On the last day of competition, the Russians earned another four medals, two of them golds after winning the men’s cross-country 50K mass start race and four-man bobsled competition. The Russian final medal count was 33 total. Of those 33, 9 were bronze, 11 silver and 13 were gold, an Olympic high for the nation governed under Putin.
The United States were next in the overall medal count with 28 total. Some contend that the U.S. Olympic team performed under par, with many favorites like downhill skier Bode Miller, speed skater Shani Davis, mogul skier Hannah Kearney and snowboarders Lindsey Jacobellis, Hannah Teter, Shaun White, Danny Davis and Gregory Bretz all failing to medal or get gold in the events they usually dominate. At the 2010 Vancouver Winter Olympics in Canada, Team USA brought home a whopping 37 medals, 9 of them gold, 15 silver and 13 bronze. In Sochi, they also managed to bring home 9 gold medals, but only 7 silver and 12 bronze.
Norway had the third most overall medals with 26, and were second when it came to gold medals with 11 thanks to strong finishes in several cross-country and biathlon events. Canada was fourth overall in the Sochi medal count with 25 total, but they were third when it came to bringing home the most gold. The Canadians pushed ahead of Team USA when it came to gold medals in the end thanks to the men’s hockey team, who won against Sweden in a 3-0 shutout in the finals.

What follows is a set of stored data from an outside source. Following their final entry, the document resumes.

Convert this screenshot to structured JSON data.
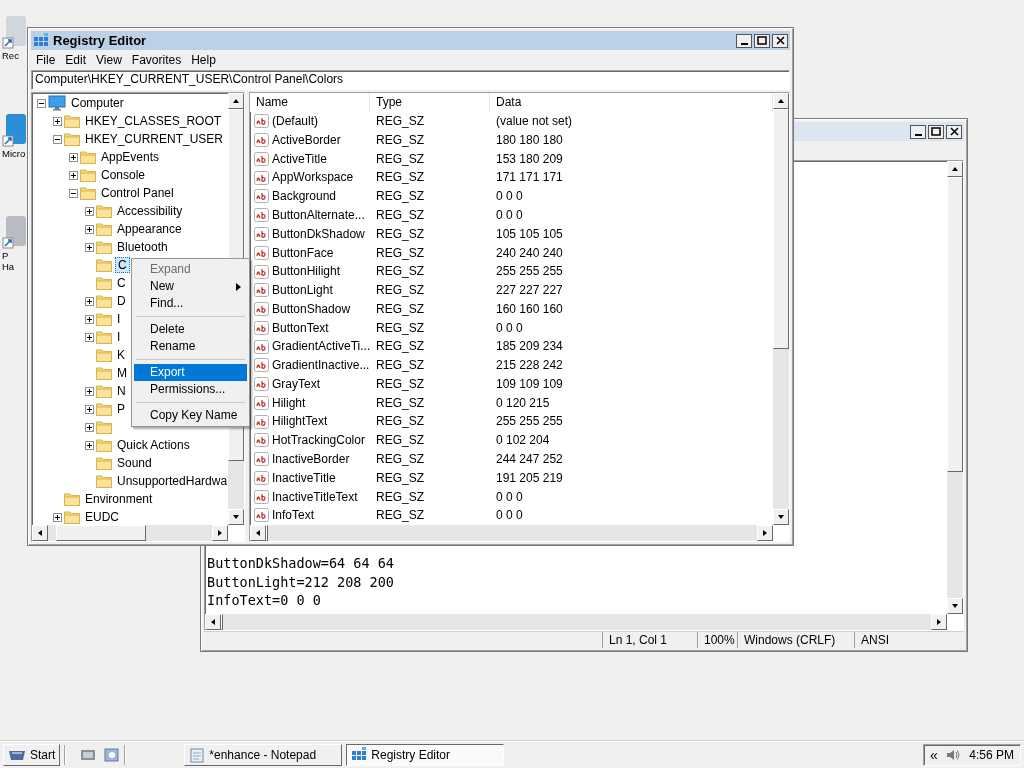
{
  "desktop_icons": [
    {
      "lines": [
        "Rec"
      ]
    },
    {
      "lines": [
        "Micro"
      ]
    },
    {
      "lines": [
        "P",
        "Ha"
      ]
    }
  ],
  "notepad": {
    "lines": [
      "ButtonDkShadow=64 64 64",
      "ButtonLight=212 208 200",
      "InfoText=0 0 0"
    ],
    "status": [
      "Ln 1, Col 1",
      "100%",
      "Windows (CRLF)",
      "ANSI"
    ]
  },
  "regedit": {
    "title": "Registry Editor",
    "menu": [
      "File",
      "Edit",
      "View",
      "Favorites",
      "Help"
    ],
    "address": "Computer\\HKEY_CURRENT_USER\\Control Panel\\Colors",
    "tree": [
      {
        "label": "Computer",
        "expandable": true,
        "expanded": true,
        "selected": false,
        "children": [
          {
            "label": "HKEY_CLASSES_ROOT",
            "expandable": true,
            "expanded": false,
            "selected": false
          },
          {
            "label": "HKEY_CURRENT_USER",
            "expandable": true,
            "expanded": true,
            "selected": false,
            "children": [
              {
                "label": "AppEvents",
                "expandable": true,
                "expanded": false,
                "selected": false
              },
              {
                "label": "Console",
                "expandable": true,
                "expanded": false,
                "selected": false
              },
              {
                "label": "Control Panel",
                "expandable": true,
                "expanded": true,
                "selected": false,
                "children": [
                  {
                    "label": "Accessibility",
                    "expandable": true,
                    "expanded": false,
                    "selected": false
                  },
                  {
                    "label": "Appearance",
                    "expandable": true,
                    "expanded": false,
                    "selected": false
                  },
                  {
                    "label": "Bluetooth",
                    "expandable": true,
                    "expanded": false,
                    "selected": false
                  },
                  {
                    "label": "C",
                    "expandable": false,
                    "selected": true
                  },
                  {
                    "label": "C",
                    "expandable": false,
                    "selected": false
                  },
                  {
                    "label": "D",
                    "expandable": true,
                    "expanded": false,
                    "selected": false
                  },
                  {
                    "label": "I",
                    "expandable": true,
                    "expanded": false,
                    "selected": false
                  },
                  {
                    "label": "I",
                    "expandable": true,
                    "expanded": false,
                    "selected": false
                  },
                  {
                    "label": "K",
                    "expandable": false,
                    "selected": false
                  },
                  {
                    "label": "M",
                    "expandable": false,
                    "selected": false
                  },
                  {
                    "label": "N",
                    "expandable": true,
                    "expanded": false,
                    "selected": false
                  },
                  {
                    "label": "P",
                    "expandable": true,
                    "expanded": false,
                    "selected": false
                  },
                  {
                    "expandable": true,
                    "expanded": false,
                    "selected": false
                  },
                  {
                    "label": "Quick Actions",
                    "expandable": true,
                    "expanded": false,
                    "selected": false
                  },
                  {
                    "label": "Sound",
                    "expandable": false,
                    "selected": false
                  },
                  {
                    "label": "UnsupportedHardwa",
                    "expandable": false,
                    "selected": false
                  }
                ]
              }
            ]
          },
          {
            "label": "Environment",
            "expandable": false,
            "selected": false
          },
          {
            "label": "EUDC",
            "expandable": true,
            "expanded": false,
            "selected": false
          }
        ]
      }
    ],
    "columns": [
      "Name",
      "Type",
      "Data"
    ],
    "values": [
      {
        "name": "(Default)",
        "type": "REG_SZ",
        "data": "(value not set)"
      },
      {
        "name": "ActiveBorder",
        "type": "REG_SZ",
        "data": "180 180 180"
      },
      {
        "name": "ActiveTitle",
        "type": "REG_SZ",
        "data": "153 180 209"
      },
      {
        "name": "AppWorkspace",
        "type": "REG_SZ",
        "data": "171 171 171"
      },
      {
        "name": "Background",
        "type": "REG_SZ",
        "data": "0 0 0"
      },
      {
        "name": "ButtonAlternate...",
        "type": "REG_SZ",
        "data": "0 0 0"
      },
      {
        "name": "ButtonDkShadow",
        "type": "REG_SZ",
        "data": "105 105 105"
      },
      {
        "name": "ButtonFace",
        "type": "REG_SZ",
        "data": "240 240 240"
      },
      {
        "name": "ButtonHilight",
        "type": "REG_SZ",
        "data": "255 255 255"
      },
      {
        "name": "ButtonLight",
        "type": "REG_SZ",
        "data": "227 227 227"
      },
      {
        "name": "ButtonShadow",
        "type": "REG_SZ",
        "data": "160 160 160"
      },
      {
        "name": "ButtonText",
        "type": "REG_SZ",
        "data": "0 0 0"
      },
      {
        "name": "GradientActiveTi...",
        "type": "REG_SZ",
        "data": "185 209 234"
      },
      {
        "name": "GradientInactive...",
        "type": "REG_SZ",
        "data": "215 228 242"
      },
      {
        "name": "GrayText",
        "type": "REG_SZ",
        "data": "109 109 109"
      },
      {
        "name": "Hilight",
        "type": "REG_SZ",
        "data": "0 120 215"
      },
      {
        "name": "HilightText",
        "type": "REG_SZ",
        "data": "255 255 255"
      },
      {
        "name": "HotTrackingColor",
        "type": "REG_SZ",
        "data": "0 102 204"
      },
      {
        "name": "InactiveBorder",
        "type": "REG_SZ",
        "data": "244 247 252"
      },
      {
        "name": "InactiveTitle",
        "type": "REG_SZ",
        "data": "191 205 219"
      },
      {
        "name": "InactiveTitleText",
        "type": "REG_SZ",
        "data": "0 0 0"
      },
      {
        "name": "InfoText",
        "type": "REG_SZ",
        "data": "0 0 0"
      }
    ]
  },
  "context_menu": [
    {
      "kind": "item",
      "label": "Expand",
      "disabled": true,
      "submenu": false,
      "selected": false
    },
    {
      "kind": "item",
      "label": "New",
      "disabled": false,
      "submenu": true,
      "selected": false
    },
    {
      "kind": "item",
      "label": "Find...",
      "disabled": false,
      "submenu": false,
      "selected": false
    },
    {
      "kind": "separator"
    },
    {
      "kind": "item",
      "label": "Delete",
      "disabled": false,
      "submenu": false,
      "selected": false
    },
    {
      "kind": "item",
      "label": "Rename",
      "disabled": false,
      "submenu": false,
      "selected": false
    },
    {
      "kind": "separator"
    },
    {
      "kind": "item",
      "label": "Export",
      "disabled": false,
      "submenu": false,
      "selected": true
    },
    {
      "kind": "item",
      "label": "Permissions...",
      "disabled": false,
      "submenu": false,
      "selected": false
    },
    {
      "kind": "separator"
    },
    {
      "kind": "item",
      "label": "Copy Key Name",
      "disabled": false,
      "submenu": false,
      "selected": false
    }
  ],
  "taskbar": {
    "start": "Start",
    "tasks": [
      {
        "label": "*enhance - Notepad",
        "kind": "notepad",
        "selected": false
      },
      {
        "label": "Registry Editor",
        "kind": "regedit",
        "selected": true
      }
    ],
    "tray_arrow": "«",
    "clock": "4:56 PM"
  }
}
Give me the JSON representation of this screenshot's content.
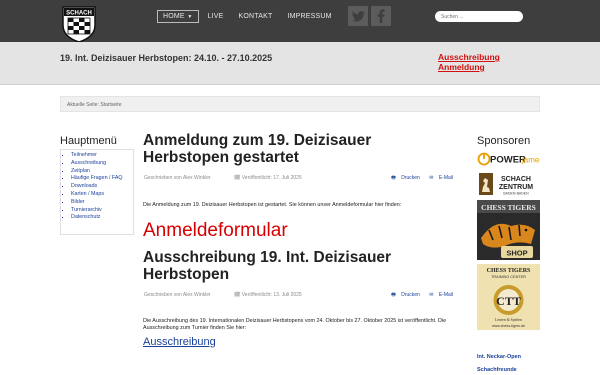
{
  "topbar": {
    "logo_text": "SCHACH",
    "nav": [
      {
        "label": "HOME",
        "active": true,
        "dropdown": true
      },
      {
        "label": "LIVE",
        "active": false
      },
      {
        "label": "KONTAKT",
        "active": false
      },
      {
        "label": "IMPRESSUM",
        "active": false
      }
    ],
    "search_placeholder": "Suchen ...",
    "social": [
      "twitter-icon",
      "facebook-icon"
    ]
  },
  "band": {
    "title": "19. Int. Deizisauer Herbstopen: 24.10. - 27.10.2025",
    "links": [
      "Ausschreibung",
      "Anmeldung"
    ],
    "link_color": "#d21010"
  },
  "breadcrumb": "Aktuelle Seite: Startseite",
  "sidebar": {
    "title": "Hauptmenü",
    "items": [
      "Teilnehmer",
      "Ausschreibung",
      "Zeitplan",
      "Häufige Fragen / FAQ",
      "Downloads",
      "Karten / Maps",
      "Bilder",
      "Turnierarchiv",
      "Datenschutz"
    ]
  },
  "articles": [
    {
      "title": "Anmeldung zum 19. Deizisauer Herbstopen gestartet",
      "author": "Geschrieben von Alex Winkler",
      "date": "Veröffentlicht: 17. Juli 2025",
      "print": "Drucken",
      "email": "E-Mail",
      "text": "Die Anmeldung zum 19. Deizisauer Herbstopen ist gestartet. Sie können unser Anmeldeformular hier finden:",
      "link": "Anmeldeformular"
    },
    {
      "title": "Ausschreibung 19. Int. Deizisauer Herbstopen",
      "author": "Geschrieben von Alex Winkler",
      "date": "Veröffentlicht: 13. Juli 2025",
      "print": "Drucken",
      "email": "E-Mail",
      "text": "Die Ausschreibung des 19. Internationalen Deizisauer Herbstopens vom 24. Oktober bis 27. Oktober 2025 ist veröffentlicht. Die Ausschreibung zum Turnier finden Sie hier:",
      "link": "Ausschreibung"
    }
  ],
  "sponsors": {
    "title": "Sponsoren",
    "powerjames": {
      "a": "POWER",
      "b": "james"
    },
    "schachzentrum": {
      "a": "SCHACH",
      "b": "ZENTRUM",
      "c": "BADEN-BADEN"
    },
    "chesstigers": {
      "a": "CHESS TIGERS",
      "b": "SHOP"
    },
    "training": {
      "a": "CHESS TIGERS",
      "b": "TRAINING CENTER",
      "c": "Lernen & Spielen",
      "d": "www.chess-tigers.de"
    },
    "links": [
      "Int. Neckar-Open",
      "Schachfreunde"
    ]
  },
  "colors": {
    "accent": "#d70000",
    "link": "#1a3f9a",
    "topbar": "#3e3e3e",
    "band": "#e4e4e4"
  }
}
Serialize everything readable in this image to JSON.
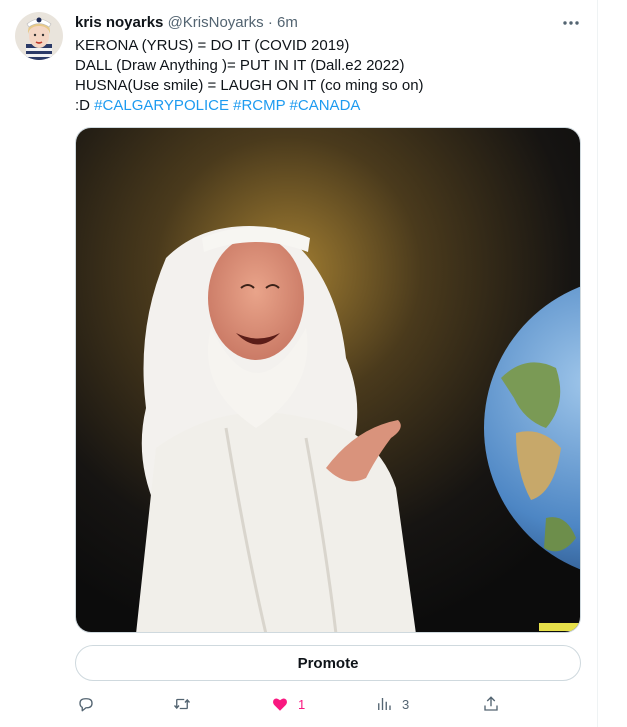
{
  "tweet": {
    "author_name": "kris noyarks",
    "author_handle": "@KrisNoyarks",
    "separator": "·",
    "time": "6m",
    "more_icon": "ellipsis-icon",
    "text_lines": [
      "KERONA (YRUS) = DO IT (COVID 2019)",
      "DALL (Draw Anything )= PUT IN IT (Dall.e2 2022)",
      "HUSNA(Use smile) = LAUGH ON IT (co ming so on)"
    ],
    "last_line_prefix": ":D",
    "hashtags": [
      "#CALGARYPOLICE",
      "#RCMP",
      "#CANADA"
    ],
    "promote_label": "Promote",
    "actions": {
      "reply": {
        "icon": "reply-icon",
        "count": ""
      },
      "retweet": {
        "icon": "retweet-icon",
        "count": ""
      },
      "like": {
        "icon": "heart-filled-icon",
        "count": "1"
      },
      "views": {
        "icon": "views-icon",
        "count": "3"
      },
      "share": {
        "icon": "share-icon",
        "count": ""
      }
    }
  },
  "colors": {
    "text": "#0f1419",
    "secondary": "#536471",
    "link": "#1d9bf0",
    "like": "#f91880",
    "border": "#cfd9de"
  }
}
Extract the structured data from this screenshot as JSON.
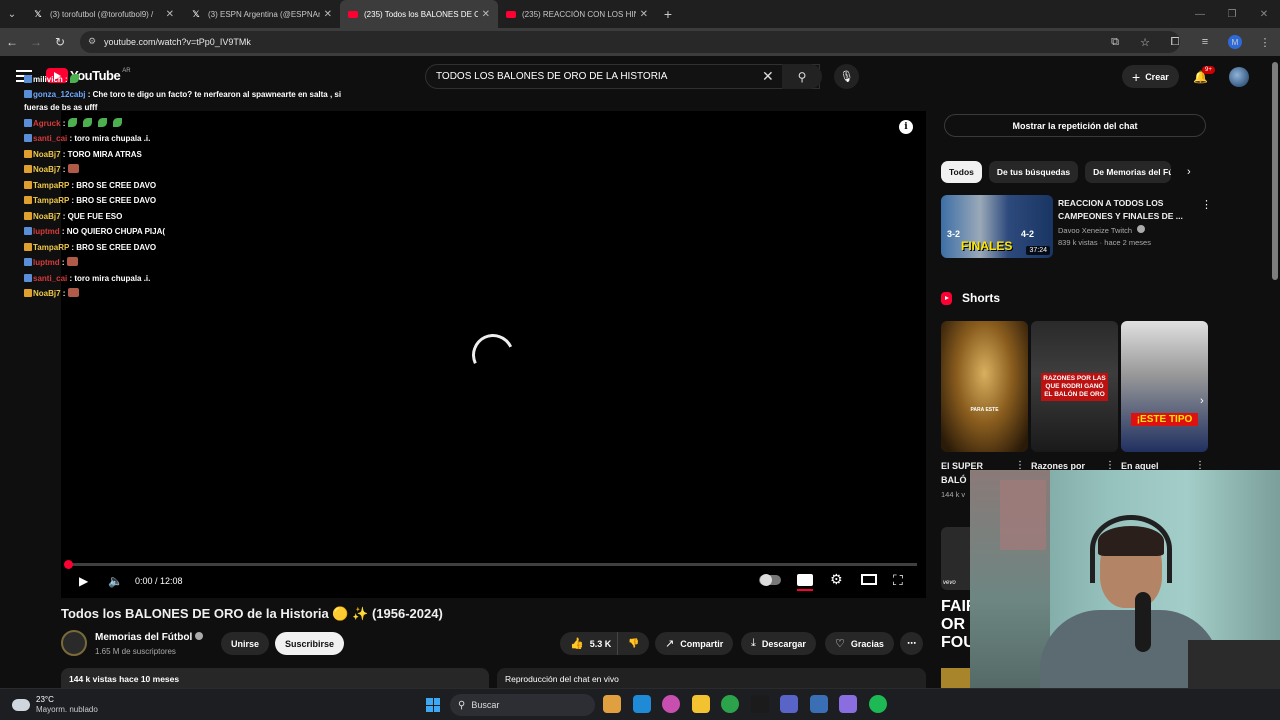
{
  "browser": {
    "tabs": [
      {
        "title": "(3) torofutbol (@torofutbol9) /",
        "favicon": "x-icon",
        "active": false
      },
      {
        "title": "(3) ESPN Argentina (@ESPNArg",
        "favicon": "x-icon",
        "active": false
      },
      {
        "title": "(235) Todos los BALONES DE OR",
        "favicon": "youtube-icon",
        "active": true
      },
      {
        "title": "(235) REACCIÓN CON LOS HIN",
        "favicon": "youtube-icon",
        "active": false
      }
    ],
    "url": "youtube.com/watch?v=tPp0_IV9TMk",
    "profile_initial": "M"
  },
  "youtube": {
    "logo_text": "YouTube",
    "country_code": "AR",
    "search_query": "TODOS LOS BALONES DE ORO DE LA HISTORIA",
    "create_label": "Crear",
    "notification_count": "9+"
  },
  "player": {
    "time": "0:00 / 12:08",
    "progress": 0.0
  },
  "chat_overlay": [
    {
      "user": "milivich",
      "msg": "",
      "user_color": "#ffffff",
      "emotes": [
        "green"
      ]
    },
    {
      "user": "gonza_12cabj",
      "msg": "Che toro te digo un facto? te nerfearon al spawnearte en salta , si fueras de bs as ufff",
      "user_color": "#6fa8ff",
      "emotes": [],
      "wrap": true
    },
    {
      "user": "Agruck",
      "msg": "",
      "user_color": "#d63a3a",
      "emotes": [
        "green",
        "green",
        "green",
        "green"
      ]
    },
    {
      "user": "santi_cai",
      "msg": "toro mira chupala .i.",
      "user_color": "#d63a3a",
      "emotes": []
    },
    {
      "user": "NoaBj7",
      "msg": "TORO MIRA ATRAS",
      "user_color": "#f0c94a",
      "emotes": []
    },
    {
      "user": "NoaBj7",
      "msg": "",
      "user_color": "#f0c94a",
      "emotes": [
        "brown"
      ]
    },
    {
      "user": "TampaRP",
      "msg": "BRO SE CREE DAVO",
      "user_color": "#f0c94a",
      "emotes": []
    },
    {
      "user": "TampaRP",
      "msg": "BRO SE CREE DAVO",
      "user_color": "#f0c94a",
      "emotes": []
    },
    {
      "user": "NoaBj7",
      "msg": "QUE FUE ESO",
      "user_color": "#f0c94a",
      "emotes": []
    },
    {
      "user": "luptmd",
      "msg": "NO QUIERO CHUPA PIJA(",
      "user_color": "#d63a3a",
      "emotes": []
    },
    {
      "user": "TampaRP",
      "msg": "BRO SE CREE DAVO",
      "user_color": "#f0c94a",
      "emotes": []
    },
    {
      "user": "luptmd",
      "msg": "",
      "user_color": "#d63a3a",
      "emotes": [
        "brown"
      ]
    },
    {
      "user": "santi_cai",
      "msg": "toro mira chupala .i.",
      "user_color": "#d63a3a",
      "emotes": []
    },
    {
      "user": "NoaBj7",
      "msg": "",
      "user_color": "#f0c94a",
      "emotes": [
        "brown"
      ]
    }
  ],
  "video": {
    "title": "Todos los BALONES DE ORO de la Historia 🟡 ✨ (1956-2024)",
    "channel": "Memorias del Fútbol",
    "subscribers": "1.65 M de suscriptores",
    "join_label": "Unirse",
    "subscribe_label": "Suscribirse",
    "likes": "5.3 K",
    "share_label": "Compartir",
    "download_label": "Descargar",
    "thanks_label": "Gracias",
    "description_meta": "144 k vistas  hace 10 meses",
    "chat_replay_label": "Reproducción del chat en vivo"
  },
  "sidebar": {
    "replay_button": "Mostrar la repetición del chat",
    "chips": [
      "Todos",
      "De tus búsquedas",
      "De Memorias del Fú"
    ],
    "recommended": {
      "title": "REACCION A TODOS LOS CAMPEONES Y FINALES DE ...",
      "channel": "Davoo Xeneize Twitch",
      "meta": "839 k vistas · hace 2 meses",
      "duration": "37:24",
      "thumb_text": "FINALES",
      "score_left": "3-2",
      "score_right": "4-2"
    },
    "shorts_heading": "Shorts",
    "shorts": [
      {
        "label": "El SUPER BALÓ",
        "thumb_text": "PARA ESTE"
      },
      {
        "label": "Razones por",
        "thumb_text": "RAZONES POR LAS QUE RODRI GANÓ EL BALÓN DE ORO"
      },
      {
        "label": "En aquel",
        "thumb_text": "¡ESTE TIPO"
      }
    ],
    "shorts_views": "144 k v",
    "next_video_text": "FAIR OR FOUL",
    "vevo_label": "vevo"
  },
  "taskbar": {
    "temperature": "23°C",
    "weather_desc": "Mayorm. nublado",
    "search_label": "Buscar",
    "icon_colors": [
      "#e0a040",
      "#1f8ad6",
      "#c84fb0",
      "#f2c230",
      "#2ca34a",
      "#1b1b1b",
      "#5964c8",
      "#3a6fb5",
      "#8a6de0",
      "#1db954"
    ]
  }
}
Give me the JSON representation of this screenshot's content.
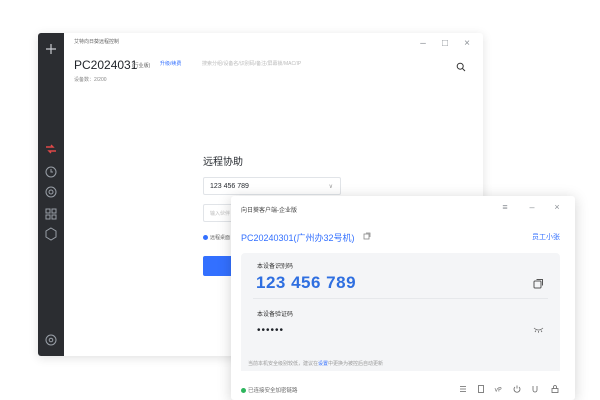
{
  "main_window": {
    "app_title": "艾特向日葵远程控制",
    "device_name": "PC2024031",
    "edition": "(行业版)",
    "upgrade_link": "升级/续费",
    "device_count": "设备数：2/200",
    "search_placeholder": "搜索分组/设备名/识别码/备注/屏幕锁/MAC/IP",
    "remote_assist": {
      "title": "远程协助",
      "device_id": "123 456 789",
      "code_placeholder": "输入伙伴",
      "radio_label": "远程桌面"
    }
  },
  "client_window": {
    "title": "向日葵客户端-企业版",
    "device": "PC20240301(广州办32号机)",
    "staff_link": "员工小张",
    "id_label": "本设备识别码",
    "id_value": "123 456 789",
    "pw_label": "本设备验证码",
    "pw_value": "••••••",
    "tip_prefix": "当前本机安全级别较低，建议在",
    "tip_link": "设置",
    "tip_suffix": "中更换为被控后自动更新",
    "status": "已连接安全加密链路"
  },
  "colors": {
    "accent": "#3370ff",
    "sidebar": "#2b2d31",
    "online": "#2db55d",
    "panel": "#f4f5f7"
  }
}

The Netherlands rounded out the top five with 24 medals total after dominating the speed skating competitions in Sochi. The Dutch tied for fifth with 8 gold medals with the usually more successful German Olympic team. Germany won the most medals at both the 2002 Salt Lake City and 2006 Turin Winter Olympic Games, and won 30 medals in Vancouver in 2010. They only brought home 19 total in Sochi.